Normally when I hear about “standard of care,” I think, “Oh no, it’s something to do with medical malpractice.” Indeed, it is true that the concept of standard of care is involved in medical malpractice suits. To sustain a claim of medical malpractice, a plaintiff must prove, among other things, that violation of (or negligence in meeting) the standard of care occurred. However, standard of care, as it relates to our day-to-day work lives, is our friend. Let me explain.
We do not make medical decisions and implement treatment plans in a vacuum. We don’t have the luxury of entering a sheltered mental space that allows us to commune in silence only with our own thoughts as we weigh what is best for the patient. Rather, we make important clinical decisions in a cacophonous space filled with the expectations and pressures voiced by the patient, the patient’s family, the patient’s friends and important others, and insurance companies. It’s our daily challenge to make decisions as we’re cajoled, seduced, bullied, advised and pressured by all these actors. It can take a mental and emotional toll. It often leads to second guessing our decisions.

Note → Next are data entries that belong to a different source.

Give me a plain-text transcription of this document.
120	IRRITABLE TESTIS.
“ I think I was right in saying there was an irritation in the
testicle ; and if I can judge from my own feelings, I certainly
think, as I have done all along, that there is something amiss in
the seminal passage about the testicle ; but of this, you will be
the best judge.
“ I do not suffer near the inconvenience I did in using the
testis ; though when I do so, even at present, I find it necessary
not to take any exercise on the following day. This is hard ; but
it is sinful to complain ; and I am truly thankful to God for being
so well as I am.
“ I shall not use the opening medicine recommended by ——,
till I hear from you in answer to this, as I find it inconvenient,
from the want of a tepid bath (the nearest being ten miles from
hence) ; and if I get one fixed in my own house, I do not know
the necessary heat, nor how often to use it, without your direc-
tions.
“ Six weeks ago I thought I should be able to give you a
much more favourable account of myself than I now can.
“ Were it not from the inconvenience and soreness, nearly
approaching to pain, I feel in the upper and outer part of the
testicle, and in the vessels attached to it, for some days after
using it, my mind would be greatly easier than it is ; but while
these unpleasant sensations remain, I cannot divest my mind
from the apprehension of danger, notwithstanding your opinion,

I submit that treating the standard of care as your decision-making touchstone will ensure you make good decisions with less stress. A touchstone is a type of rock (a schist or jasper) that was used to test alloys of gold. Different proportions of gold in the alloy left different marks when rubbed by the touchstone. Now, metaphorically, a touchstone means a standard against which something else is judged. Thus, what I’m really saying is to treat the standard of care as your decision-making standard. This is so obvious, it may be a point not worth making. But I have found for myself that it is a point worth keeping in mind when making each and every clinical decision we are asked to make. The standard of care is our – to change metaphors – guiding light on the choppy seas of choosing what is best for our patients. Here’s an example:
Patient with Alcohol Use and Generalized Anxiety Disorders
A patient comes in with symptoms of alcohol use disorder (currently with nine months of sobriety) and generalized anxiety disorder. Your evaluation discloses that the patient has been anxious for as long as he remembers and recalls having symptoms of separation anxiety and school refusal between kindergarten and second grade. You tell him you would like to prescribe escitalopram for his GAD. He agrees but asks for lorazepam in addition because he’s really anxious and says that it’s worked for him in the past. You tell him you won’t prescribe lorazepam because the risk of his relapse to alcohol is too great. He again repeats lorazepam worked for him in the past, did not lead to a relapse, and that if he doesn’t get it now, “it’s going to lead to relapsing.” You again say no and the patient looks increasingly anxious and desperate. He keeps repeating that he really needs it and that you will be responsible for his relapse if you don’t prescribe the benzo. He alternates between pleading, implicit bullying, and laying a guilt trip on you.
Now, there are different ways of weighing the risks and benefits of benzodiazepines in this case. But let’s say based on the evidence*, you judge that the risk of lorazepam is too high in this patient’s case. You can then tell the patient something like, “I appreciate your point of view. I understand you are anxious right now and feel you cannot wait for the relief that will come from the antidepressant. It is important we discuss additional possible medications and non-medication approaches to help you in the meantime. However, in my professional judgment, prescribing you a medication like lorazepam at this time places you at too high a risk of relapse. It is my duty to you as my patient to give you options that we as a profession believe will help you more than may hurt you.”
The ball is now in the patient’s court. He can either tell you he’s willing to consider these other options or he’ll get upset and storm out. Of course, he can just play along and never follow up or fill his escitalopram script.
In any case, you can feel more secure in your decision. You are placing yourself in a position of weighing the risks and benefits, and freeing yourself from the pleading and bullying that accompanies decisions unpopular with patients. Taking this stance also minimizes second guessing yourself. No matter what you decide about which treatment to recommend and implement, some patients will do poorly. Some patients in our care relapse, take counter-productive actions, or hurt others or themselves. The only way we could know whether prescribing a different treatment for a patient would have led to a better outcome is to run alternate universes in which different patient clones receive different treatments, and then assessing the differences in outcomes among them. Such a possibility does not exist. We don’t know, and will never know, what otherwise “might have been.” Our only touchstone is making a choice based on what we believe is most likely to benefit the patient and least likely to lead to serious harm. We do this after conducting a careful assessment and weighing the available treatment options. Usually there several treatment options that meet the standard of care and many more treatment options that do not meet the standard of care. Our job is to choose the former instead of the latter no matter what the patient, family, friends or insurance companies say.
Until next time,
“Effective decision-making can be seen as an optimal link between memory of the past, ground-realities of the present and insights of the future.”
– Amit Ray
“To be careless in making decisions is to naively believe that a single decision impacts nothing more than that single decision, for a single decision can spawn a thousand others that were entirely unnecessary or it can bring peace to a thousand places we never knew existed.”
– Craig Lounsbrough
“Never give up if your heart and your head tell you are right. People can disappoint you, but your heart and your head will never. Make them your best friends.”